Teori ini mengatakan bahwa sistem internasional yang anarki memaksa suatu negara untuk mendapatkan posisi yang paling tinggi dalam tatanan internasional. Sehingga negara perlu mengeluarkan kekuatan atau powernya semaksimal mungkin. Ekspansi militer adalah kunci bagi suatu negara jika ingin menjamin keamanan dan survivalitas negaranya. Adanya sistem internasional yang anarki dan penuh ketidakpastian akan motif atau rencana dari negara lain, maka cara terbaik bagi suatu negara untuk bertahan adalah dengan terus meningkatkan kapasitas militer yang dimiliki.
Senjata nuklir menjadi salah satu asset yang ingin dimiliki oleh negara-negara besar karena nuklir merupakan senjata pemusnah massal yang sangat berbahaya. Amerika Serikat dan Uni Soviet merupakan contoh dari negara yang tertarik dalam pengembangan kemampuan senjata nuklir tersebut. Sebuah misil yang dimiliki Uni Soviet yang dianggap sebagai peningkatan kapabilitas Uni Soviet dapat mengancam Kawasan Euro-Atlantik.

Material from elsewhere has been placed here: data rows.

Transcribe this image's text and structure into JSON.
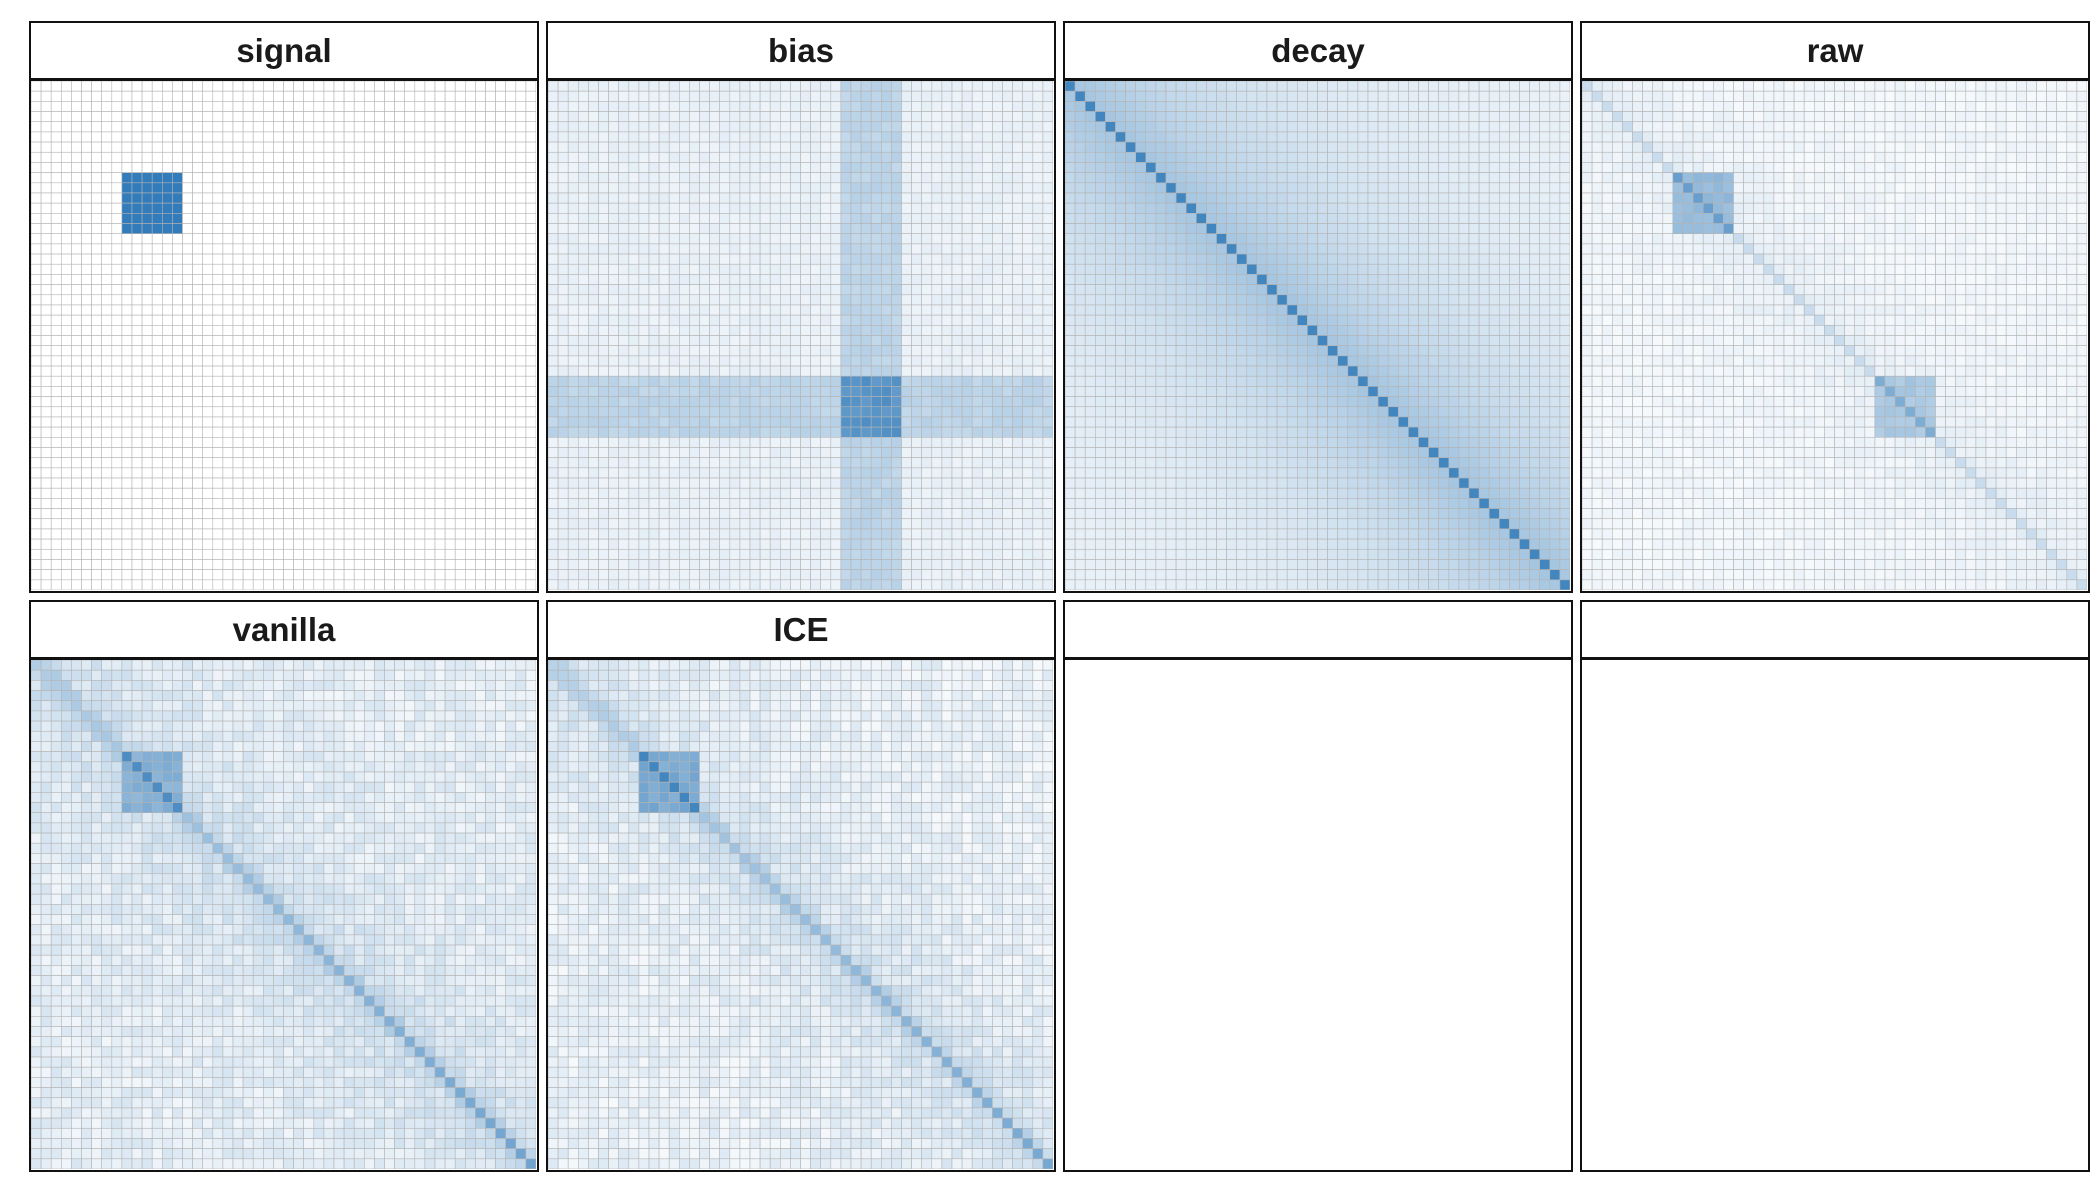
{
  "chart_data": {
    "type": "heatmap",
    "layout": {
      "rows": 2,
      "cols": 4
    },
    "grid_size": 50,
    "value_range": [
      0,
      1
    ],
    "colors": {
      "low": "#ffffff",
      "high": "#2171b5",
      "gridline": "#b3b3b3",
      "strip_border": "#111111"
    },
    "panels": [
      {
        "title": "signal",
        "matrix": "signal",
        "blocks": [
          {
            "rows": [
              9,
              14
            ],
            "cols": [
              9,
              14
            ],
            "value": 0.92
          }
        ],
        "background": 0.0
      },
      {
        "title": "bias",
        "matrix": "bias",
        "cross_band": {
          "rows": [
            29,
            34
          ],
          "cols": [
            29,
            34
          ]
        },
        "band_value": 0.3,
        "intersection_value": 0.75,
        "background": 0.1
      },
      {
        "title": "decay",
        "matrix": "decay",
        "diagonal_value": 0.85,
        "decay_rate": 0.06,
        "background": 0.08
      },
      {
        "title": "raw",
        "matrix": "raw",
        "blocks": [
          {
            "rows": [
              9,
              14
            ],
            "cols": [
              9,
              14
            ],
            "value": 0.48
          },
          {
            "rows": [
              29,
              34
            ],
            "cols": [
              29,
              34
            ],
            "value": 0.38
          }
        ],
        "diagonal_value": 0.25,
        "background": 0.06
      },
      {
        "title": "vanilla",
        "matrix": "vanilla",
        "blocks": [
          {
            "rows": [
              9,
              14
            ],
            "cols": [
              9,
              14
            ],
            "value": 0.55
          }
        ],
        "diagonal_value": 0.35,
        "background": 0.12
      },
      {
        "title": "ICE",
        "matrix": "ice",
        "blocks": [
          {
            "rows": [
              9,
              14
            ],
            "cols": [
              9,
              14
            ],
            "value": 0.6
          }
        ],
        "diagonal_value": 0.32,
        "background": 0.1
      },
      {
        "title": "",
        "matrix": "empty"
      },
      {
        "title": "",
        "matrix": "empty"
      }
    ]
  }
}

Hal ini membuat NATO menanggapi ancaman tersebut dengan mengadakan sebuah pertemuan untuk membahas strategi yang akan digunakan untuk menangkal ancaman tersebut. Setelah adanya pertemuan ini, dihasilkan sebuah perjanjian Intermediate Range Nuclear Force Treaty (INF Treaty) pada 8 Desember 1987 yang mengatur mengenai penggunaan dan pengembangan sistem peluncur dan misil dengan jarak 500 -- 5500. Perjanjian INF telah menjadi sebuah kerjasama yang sangat penting terhadap keamanan Euro-Atlantik selama bertahun-tahun. Pada 2 Agustus 2019, Amerika Serikat memutuskan untuk keluar dari perjanjian INF. Mundurnya AS dianggap sebagai ancaman serius bagi perdamaian Kawasan Euro-Atlantik.
Dari sudut pandang realisme ofensif, karena sistem dunia yang sifatnya anarki (tidak ada kekuasaan tertinggi selain negara), keluarnya AS dari perjanjian INF membuktikan bahwa negara memiliki posisi yang dominan/paling tinggi dalam sistem internasional. Selain itu, adanya ancaman bagi AS karena pengembangan misil yang dilakukan oleh negara lain dan kecurigaan terhadap kapabillitas militer negara lain. AS beranggapan bahwa jika tetap berada dalam perjanjian INF akan membatasi kepentingannya dalam mengembangkan misil, sehingga sebagai negara yang berperilaku rasional , AS memilih untuk keluar dari perjanjian INF yang tentu didasarkan pada kepentingan AS yang memiliki posisi paling penting diantara pertimbangan lainnya.